What the authors recommend

The researchers argue that AI developers should intentionally incorporate diversity in language, perspectives, and reasoning into their models. Crucially, they specify that this diversity should be grounded in real human variation, not random noise. The goal is not to make AI outputs unpredictable but to make them reflect the actual range of human thought rather than a narrow, statistically dominant subset.

They also call for changes in how people interact with AI tools, suggesting that users should be more deliberate about maintaining their own cognitive styles rather than defaulting to whatever the model produces.

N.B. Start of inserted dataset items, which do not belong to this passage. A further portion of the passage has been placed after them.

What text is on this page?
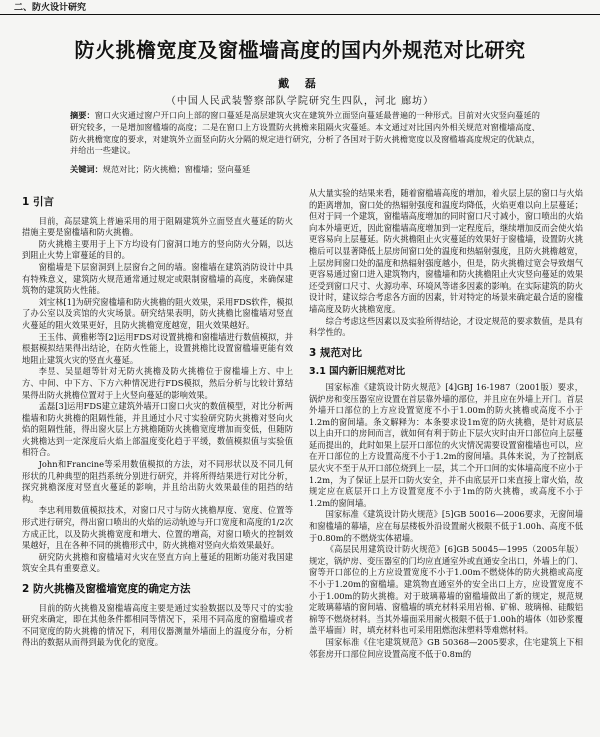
二、防火设计研究
防火挑檐宽度及窗槛墙高度的国内外规范对比研究
戴 磊
（中国人民武装警察部队学院研究生四队，河北 廊坊）
摘要：窗口火灾通过窗户开口向上部的窗口蔓延是高层建筑火灾在建筑外立面竖向蔓延最普遍的一种形式。目前对火灾竖向蔓延的研究较多，一是增加窗槛墙的高度；二是在窗口上方设置防火挑檐来阻隔火灾蔓延。本文通过对比国内外相关规范对窗槛墙高度、防火挑檐宽度的要求，对建筑外立面竖向防火分隔的规定进行研究，分析了各国对于防火挑檐宽度以及窗槛墙高度规定的优缺点，并给出一些建议。
关键词：规范对比；防火挑檐；窗槛墙；竖向蔓延

1 引言

目前，高层建筑上普遍采用的用于阻隔建筑外立面竖直火蔓延的防火措施主要是窗槛墙和防火挑檐。

防火挑檐主要用于上下方均设有门窗洞口地方的竖向防火分隔，以达到阻止火势上窜蔓延的目的。

窗槛墙是下层窗洞到上层窗台之间的墙。窗槛墙在建筑消防设计中具有特殊意义，建筑防火规范通常通过规定或限制窗槛墙的高度，来确保建筑物的建筑防火性能。

刘宝林[1]为研究窗槛墙和防火挑檐的阻火效果，采用FDS软件，模拟了办公室以及宾馆的火灾场景。研究结果表明，防火挑檐比窗槛墙对竖直火蔓延的阻火效果更好，且防火挑檐宽度越宽，阻火效果越好。

王玉伟、黄雅彬等[2]运用FDS对设置挑檐和窗槛墙进行数值模拟，并根据模拟结果得出结论，在防火性能上，设置挑檐比设置窗槛墙更能有效地阻止建筑火灾的竖直火蔓延。

李昱、吴显超等针对无防火挑檐及防火挑檐位于窗槛墙上方、中上方、中间、中下方、下方六种情况进行FDS模拟，然后分析与比较计算结果得出防火挑檐位置对于上火竖向蔓延的影响效果。

孟磊[3]运用FDS建立建筑外墙开口窗口火灾的数值模型，对比分析两槛墙和防火挑檐的阻隔性能，并且通过小尺寸实验研究防火挑檐对竖向火焰的阻隔性能，得出窗火层上方挑檐随防火挑檐宽度增加而变低，但随防火挑檐达到一定深度后火焰上部温度变化趋于平缓，数值模拟值与实验值相符合。

John和Francine等采用数值模拟的方法，对不同形状以及不同几何形状的几种典型的阻挡系统分别进行研究，并将所得结果进行对比分析，探究挑檐深度对竖直火蔓延的影响，并且给出防火效果最佳的阻挡的结构。

李忠利用数值模拟技术，对窗口尺寸与防火挑檐厚度、宽度、位置等形式进行研究，得出窗口喷出的火焰的运动轨迹与开口宽度和高度的1/2次方成正比，以及防火挑檐宽度和增大、位置的增高，对窗口喷火的控制效果越好，且在各种不同的挑檐形式中，防火挑檐对竖向火焰效果最好。

研究防火挑檐和窗槛墙对火灾在竖直方向上蔓延的阻断功能对我国建筑安全具有重要意义。

2 防火挑檐及窗槛墙宽度的确定方法

目前的防火挑檐及窗槛墙高度主要是通过实验数据以及等尺寸的实验研究来确定，即在其他条件都相同等情况下，采用不同高度的窗槛墙或者不同宽度的防火挑檐的情况下，利用仪器测量外墙面上的温度分布，分析得出的数据从而得到最为优化的宽度。

从大量实验的结果来看，随着窗槛墙高度的增加，着火层上层的窗口与火焰的距离增加，窗口处的热辐射强度和温度均降低，火焰更难以向上层蔓延；但对于同一个建筑，窗槛墙高度增加的同时窗口尺寸减小，窗口喷出的火焰向本外墙更近，因此窗槛墙高度增加到一定程度后，继续增加反而会使火焰更容易向上层蔓延。防火挑檐阻止火灾蔓延的效果好于窗槛墙，设置防火挑檐后可以显著降低上层房间窗口处的温度和热辐射强度，且防火挑檐越宽，上层房间窗口处的温度和热辐射强度越小，但是，防火挑檐过宽会导致烟气更容易通过窗口进入建筑物内，窗槛墙和防火挑檐阻止火灾竖向蔓延的效果还受到窗口尺寸、火源功率、环境风等诸多因素的影响。在实际建筑的防火设计时，建议综合考虑各方面的因素，针对特定的场景来确定最合适的窗槛墙高度及防火挑檐宽度。

综合考虑这些因素以及实验所得结论，才设定规范的要求数值，是具有科学性的。

3 规范对比

3.1 国内新旧规范对比

国家标准《建筑设计防火规范》[4]GBJ 16-1987（2001版）要求，锅炉房和变压器室应设置在首层靠外墙的部位，并且应在外墙上开门。首层外墙开口部位的上方应设置宽度不小于1.00m的防火挑檐或高度不小于1.2m的窗间墙。条文解释为：本条要求设1m宽的防火挑檐，是针对底层以上由开口的房间而言，就如何有利于防止下层火灾时由开口部位向上层蔓延而提出的，此时如果上层开口部位的火灾情况需要设置窗槛墙也可以，应在开口部位的上方设置高度不小于1.2m的窗间墙。具体来说，为了控制底层火灾不至于从开口部位烧到上一层，其二个开口间的实体墙高度不应小于1.2m，为了保证上层开口防火安全，并不由底层开口来直接上窜火焰，故规定应在底层开口上方设置宽度不小于1m的防火挑檐，或高度不小于1.2m的窗间墙。

国家标准《建筑设计防火规范》[5]GB 50016—2006要求，无窗间墙和窗槛墙的幕墙，应在每层楼板外沿设置耐火极限不低于1.00h、高度不低于0.80m的不燃烧实体裙墙。

《高层民用建筑设计防火规范》[6]GB 50045—1995（2005年版）规定，锅炉房、变压器室的门均应直通室外或直通安全出口，外墙上的门、窗等开口部位的上方应设置宽度不小于1.00m不燃烧体的防火挑檐或高度不小于1.20m的窗槛墙。建筑物直通室外的安全出口上方，应设置宽度不小于1.00m的防火挑檐。对于玻璃幕墙的窗槛墙做出了新的规定，规范规定玻璃幕墙的窗间墙、窗槛墙的填充材料采用岩棉、矿棉、玻璃棉、硅酸铝棉等不燃烧材料。当其外墙面采用耐火极限不低于1.00h的墙体（如砂浆覆盖平墙面）时，填充材料也可采用阻燃泡沫塑料等难燃材料。

国家标准《住宅建筑规范》GB 50368—2005要求，住宅建筑上下相邻套房开口部位间应设置高度不低于0.8m的
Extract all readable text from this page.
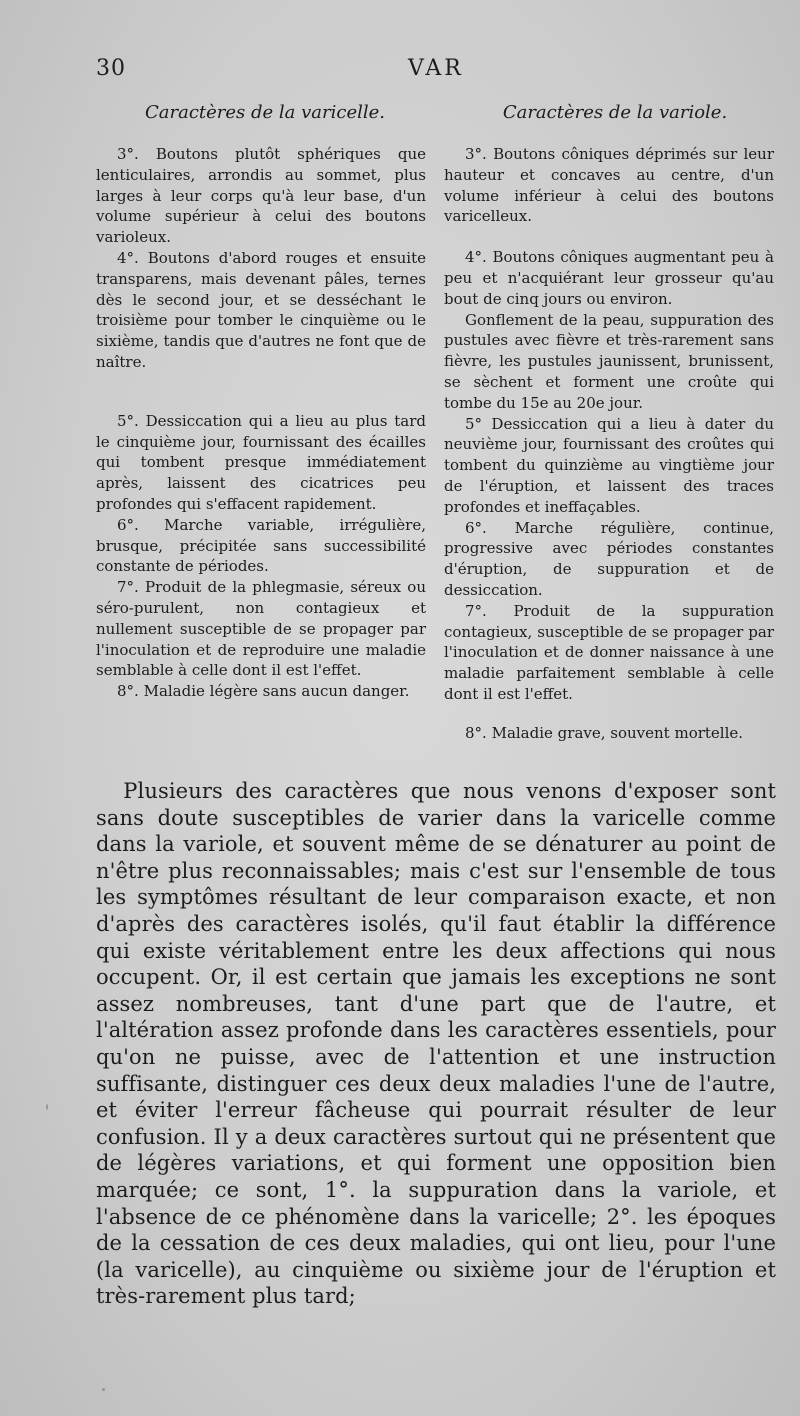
30	VAR
Caractères de la varicelle.	Caractères de la variole.

3°. Boutons plutôt sphériques que lenticulaires, arrondis au sommet, plus larges à leur corps qu'à leur base, d'un volume supérieur à celui des boutons varioleux.

4°. Boutons d'abord rouges et ensuite transparens, mais devenant pâles, ternes dès le second jour, et se desséchant le troisième pour tomber le cinquième ou le sixième, tandis que d'autres ne font que de naître.

5°. Dessiccation qui a lieu au plus tard le cinquième jour, fournissant des écailles qui tombent presque immédiatement après, laissent des cicatrices peu profondes qui s'effacent rapidement.

6°. Marche variable, irrégulière, brusque, précipitée sans successibilité constante de périodes.

7°. Produit de la phlegmasie, séreux ou séro-purulent, non contagieux et nullement susceptible de se propager par l'inoculation et de reproduire une maladie semblable à celle dont il est l'effet.

8°. Maladie légère sans aucun danger.

3°. Boutons côniques déprimés sur leur hauteur et concaves au centre, d'un volume inférieur à celui des boutons varicelleux.

4°. Boutons côniques augmentant peu à peu et n'acquiérant leur grosseur qu'au bout de cinq jours ou environ.

Gonflement de la peau, suppuration des pustules avec fièvre et très-rarement sans fièvre, les pustules jaunissent, brunissent, se sèchent et forment une croûte qui tombe du 15e au 20e jour.

5° Dessiccation qui a lieu à dater du neuvième jour, fournissant des croûtes qui tombent du quinzième au vingtième jour de l'éruption, et laissent des traces profondes et ineffaçables.

6°. Marche régulière, continue, progressive avec périodes constantes d'éruption, de suppuration et de dessiccation.

7°. Produit de la suppuration contagieux, susceptible de se propager par l'inoculation et de donner naissance à une maladie parfaitement semblable à celle dont il est l'effet.

8°. Maladie grave, souvent mortelle.

Plusieurs des caractères que nous venons d'exposer sont sans doute susceptibles de varier dans la varicelle comme dans la variole, et souvent même de se dénaturer au point de n'être plus reconnaissables; mais c'est sur l'ensemble de tous les symptômes résultant de leur comparaison exacte, et non d'après des caractères isolés, qu'il faut établir la différence qui existe véritablement entre les deux affections qui nous occupent. Or, il est certain que jamais les exceptions ne sont assez nombreuses, tant d'une part que de l'autre, et l'altération assez profonde dans les caractères essentiels, pour qu'on ne puisse, avec de l'attention et une instruction suffisante, distinguer ces deux deux maladies l'une de l'autre, et éviter l'erreur fâcheuse qui pourrait résulter de leur confusion. Il y a deux caractères surtout qui ne présentent que de légères variations, et qui forment une opposition bien marquée; ce sont, 1°. la suppuration dans la variole, et l'absence de ce phénomène dans la varicelle; 2°. les époques de la cessation de ces deux maladies, qui ont lieu, pour l'une (la varicelle), au cinquième ou sixième jour de l'éruption et très-rarement plus tard;
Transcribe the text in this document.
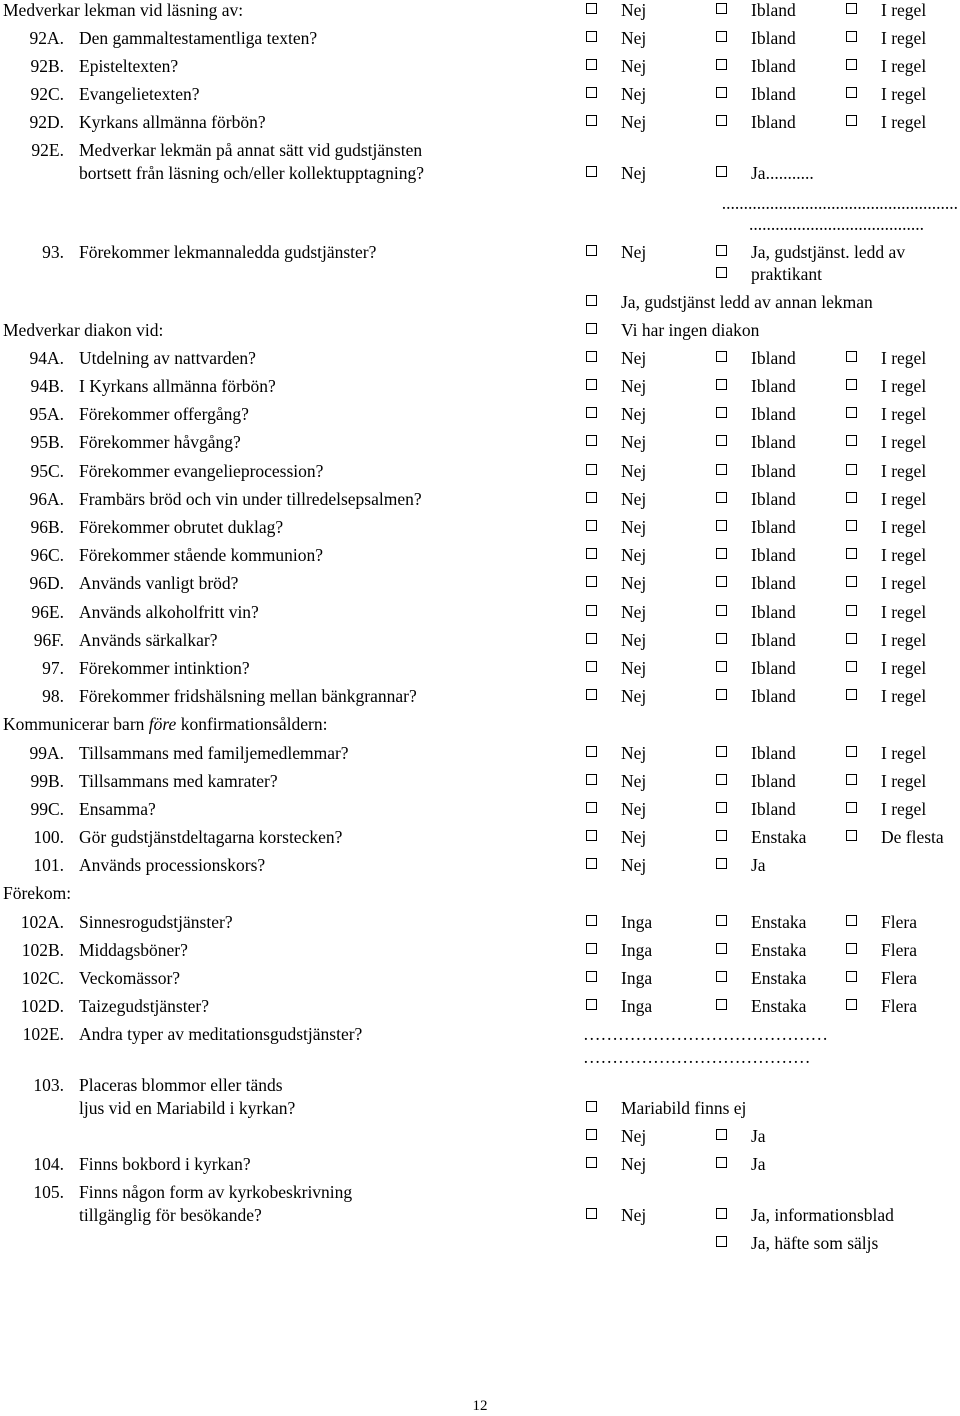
12
Medverkar lekman vid läsning av:	Nej	Ibland	I regel
92A. Den gammaltestamentliga texten?	Nej	Ibland	I regel
92B. Episteltexten?	Nej	Ibland	I regel
92C. Evangelietexten?	Nej	Ibland	I regel
92D. Kyrkans allmänna förbön?	Nej	Ibland	I regel
92E. Medverkar lekmän på annat sätt vid gudstjänsten
bortsett från läsning och/eller kollektupptagning?	Nej	Ja...........
......................................................
........................................
93. Förekommer lekmannaledda gudstjänster?	Nej	Ja, gudstjänst. ledd av
praktikant
Ja, gudstjänst ledd av annan lekman
Medverkar diakon vid:	Vi har ingen diakon
94A. Utdelning av nattvarden?	Nej	Ibland	I regel
94B. I Kyrkans allmänna förbön?	Nej	Ibland	I regel
95A. Förekommer offergång?	Nej	Ibland	I regel
95B. Förekommer håvgång?	Nej	Ibland	I regel
95C. Förekommer evangelieprocession?	Nej	Ibland	I regel
96A. Frambärs bröd och vin under tillredelsepsalmen?	Nej	Ibland	I regel
96B. Förekommer obrutet duklag?	Nej	Ibland	I regel
96C. Förekommer stående kommunion?	Nej	Ibland	I regel
96D. Används vanligt bröd?	Nej	Ibland	I regel
96E. Används alkoholfritt vin?	Nej	Ibland	I regel
96F. Används särkalkar?	Nej	Ibland	I regel
97. Förekommer intinktion?	Nej	Ibland	I regel
98. Förekommer fridshälsning mellan bänkgrannar?	Nej	Ibland	I regel
Kommunicerar barn före konfirmationsåldern:
99A. Tillsammans med familjemedlemmar?	Nej	Ibland	I regel
99B. Tillsammans med kamrater?	Nej	Ibland	I regel
99C. Ensamma?	Nej	Ibland	I regel
100. Gör gudstjänstdeltagarna korstecken?	Nej	Enstaka	De flesta
101. Används processionskors?	Nej	Ja
Förekom:
102A. Sinnesrogudstjänster?	Inga	Enstaka	Flera
102B. Middagsböner?	Inga	Enstaka	Flera
102C. Veckomässor?	Inga	Enstaka	Flera
102D. Taizegudstjänster?	Inga	Enstaka	Flera
102E. Andra typer av meditationsgudstjänster?	……………………………………
…………………………………
103. Placeras blommor eller tänds
ljus vid en Mariabild i kyrkan?	Mariabild finns ej
Nej	Ja
104. Finns bokbord i kyrkan?	Nej	Ja
105. Finns någon form av kyrkobeskrivning
tillgänglig för besökande?	Nej	Ja, informationsblad
Ja, häfte som säljs
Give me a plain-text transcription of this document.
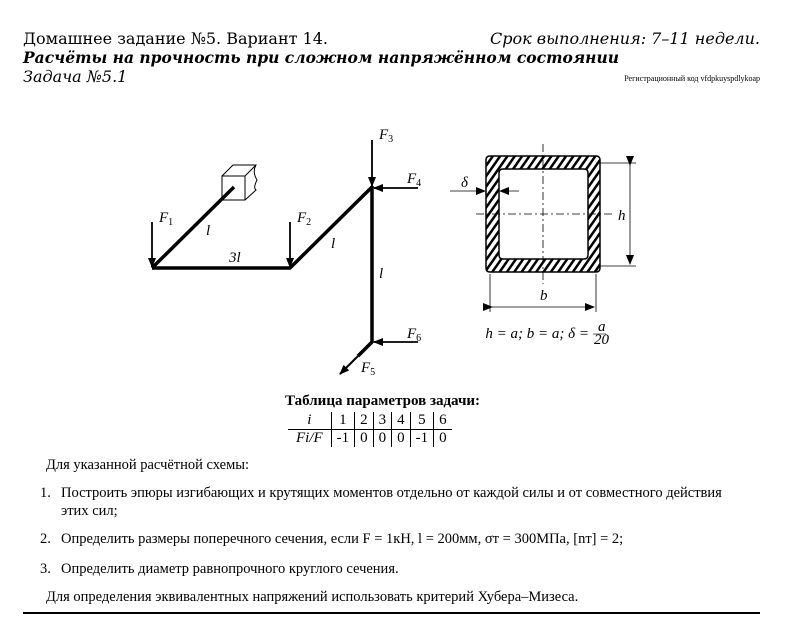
Домашнее задание №5. Вариант 14.	Срок выполнения: 7–11 недели.
Расчёты на прочность при сложном напряжённом состоянии
Задача №5.1	Регистрационный код vfdpkuyspdlykoap
$F_1$	$F_2$
$F_3$
$F_4$
$F_5$
$F_6$
l
3l
l
l
δ
h
b
h = a; b = a; δ = a
20
Таблица параметров задачи:
i	1	2	3	4	5	6
Fi/F	-1	0	0	0	-1	0
Для указанной расчётной схемы:
1. Построить эпюры изгибающих и крутящих моментов отдельно от каждой силы и от совместного действия
этих сил;
2. Определить размеры поперечного сечения, если F = 1кН, l = 200мм, σт = 300МПа, [nт] = 2;
3. Определить диаметр равнопрочного круглого сечения.
Для определения эквивалентных напряжений использовать критерий Хубера–Мизеса.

What the paper does not prove

This is an opinion paper, not an empirical study. It synthesizes existing research and argues for a specific interpretation, but it does not present new data. The claim that LLMs are reducing collective intelligence is based on extrapolation from individual studies, several of which have their own limitations in sample size, context, and measurement.

The long-term effects of AI on cognitive diversity have not been measured at population scale. It is possible that exposure to AI-mediated content triggers a backlash, with some users deliberately cultivating distinctive voices and approaches. It is also possible that the homogenizing effects are real but self-limiting, plateauing as users develop more sophisticated relationships with AI tools.

The paper also does not fully grapple with the economic and practical pressures driving AI adoption. People use chatbots because they are fast, cheap, and effective for many tasks. Asking users to resist the convenience of AI-polished output in the name of cognitive diversity is a harder sell than the authors acknowledge. Still, the core observation, that cognitive diversity is a collective resource and AI may be depleting it, is worth taking seriously.

Source: Sourati, Z., et al. "The homogenizing effect of large language models on human expression and thought." Trends in Cognitive Sciences, March 11, 2026. Institution: University of Southern California. Funded by the Air Force Office of Scientific Research.